Vanessa fue llevada a la sala de mujeres, se trató como una mujer, en las historias se puso mujer trans y por un instante esta mujer pudo sentirse como lo que es, una mujer real. Ese día aprendí que mi condición de hombre y de médico no puede vulnerar la identidad de una persona, que la re-victimización la puede hacer hasta el más educado y que cumplir la ley y hacer feliz a alguien no es cuestión de género. 

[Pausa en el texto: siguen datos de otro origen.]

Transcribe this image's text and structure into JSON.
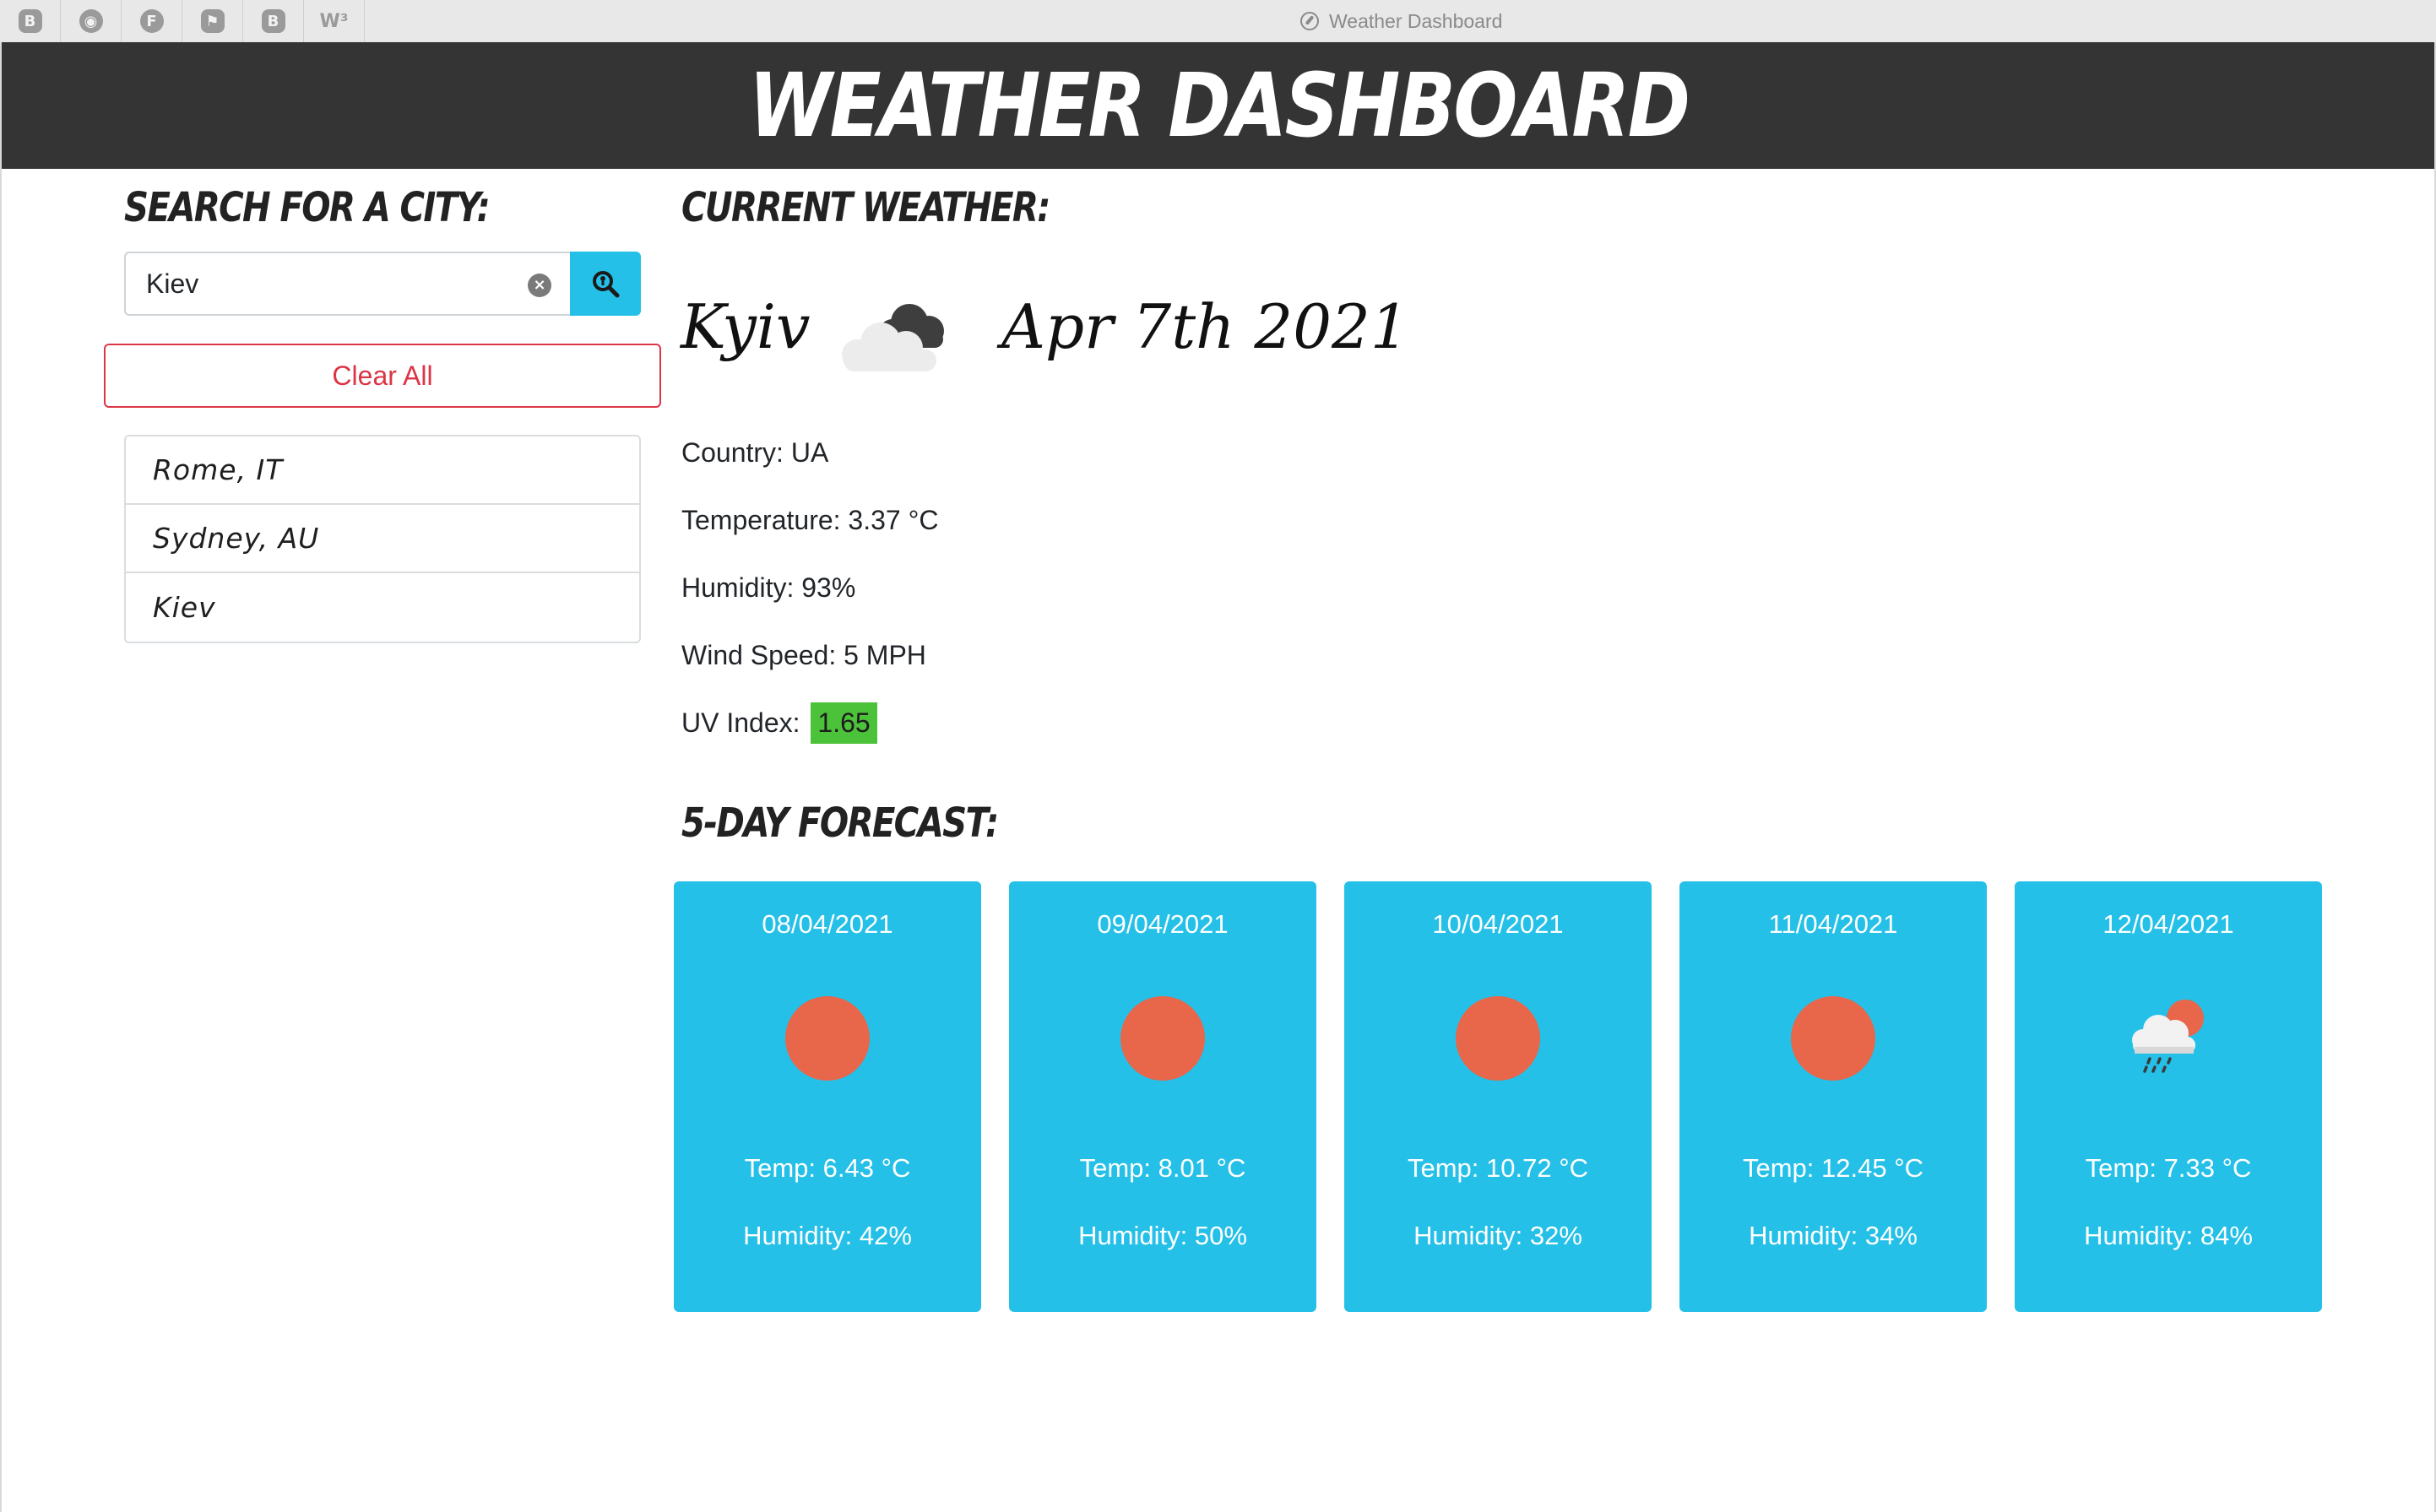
{
  "browser": {
    "tab_icons": [
      {
        "name": "bootstrap-icon",
        "glyph": "B"
      },
      {
        "name": "github-icon",
        "glyph": "◉"
      },
      {
        "name": "favicon-f-icon",
        "glyph": "F"
      },
      {
        "name": "flag-icon",
        "glyph": "⚑"
      },
      {
        "name": "bootstrap-alt-icon",
        "glyph": "B"
      },
      {
        "name": "w3schools-icon",
        "glyph": "W³"
      }
    ],
    "window_title": "Weather Dashboard"
  },
  "header": {
    "title": "Weather Dashboard"
  },
  "search": {
    "heading": "Search for a City:",
    "input_value": "Kiev",
    "clear_all_label": "Clear All",
    "history": [
      "Rome, IT",
      "Sydney, AU",
      "Kiev"
    ]
  },
  "current": {
    "heading": "Current Weather:",
    "city": "Kyiv",
    "icon": "cloud-icon",
    "date": "Apr 7th 2021",
    "country": "Country: UA",
    "temperature": "Temperature: 3.37 °C",
    "humidity": "Humidity: 93%",
    "wind": "Wind Speed: 5 MPH",
    "uv_label": "UV Index:",
    "uv_value": "1.65"
  },
  "forecast": {
    "heading": "5-Day Forecast:",
    "days": [
      {
        "date": "08/04/2021",
        "icon": "sun-icon",
        "temp": "Temp: 6.43 °C",
        "humidity": "Humidity: 42%"
      },
      {
        "date": "09/04/2021",
        "icon": "sun-icon",
        "temp": "Temp: 8.01 °C",
        "humidity": "Humidity: 50%"
      },
      {
        "date": "10/04/2021",
        "icon": "sun-icon",
        "temp": "Temp: 10.72 °C",
        "humidity": "Humidity: 32%"
      },
      {
        "date": "11/04/2021",
        "icon": "sun-icon",
        "temp": "Temp: 12.45 °C",
        "humidity": "Humidity: 34%"
      },
      {
        "date": "12/04/2021",
        "icon": "rain-sun-icon",
        "temp": "Temp: 7.33 °C",
        "humidity": "Humidity: 84%"
      }
    ]
  },
  "colors": {
    "header_bg": "#343434",
    "accent": "#25c0e8",
    "danger": "#dc3545",
    "uv_low": "#4cc13a",
    "sun": "#e8664a"
  }
}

Las mujeres trans son mujeres reales, no hay discusiones. La identidad de género que debería ser una enseñanza básica para cualquier persona, evitaría tener discusiones que lastimen otra vez y más a tan vulnerada vida de un hombre o de una mujer trans, porque el ser hombre o ser mujer va más allá de tener un pene, una vagina o un útero, ser XX o XY, usar o no falda, maquillarse o sentir deseo sexual por su mismo género.  Vanessa como otras mujeres trans son violadas, son atacadas, son humilladas, son discriminadas, son llevadas a un mundo de hampa y algunas tienen que recurrir al trabajo sexual que las hace vulnerables a maltrato, abuso, enfermedades y asesinato. El estigma social contra este colectivo es impresionante y bastante cruel, desde la asignación de un cuarto con hombres-cis o mujeres-cis hasta negarles la atendidas  por ser portadoras de VIH. Vanessa y así Alejandra, la mujer trans trabajadora sexual, VIH positivo que murió hace un par de días en una localidad de Bogotá en un caso de negligencia, las mujeres trans te piden que no violes su dignidad, que no propagues el odio, que las dejes ser felices y qué hay más allá de hombre y mujer, que dejes de discriminar y sentirte superior por pertenecer a la favorecida mayoría. 

“Podrán cortar todas las flores, pero nunca detendrán la primavera”.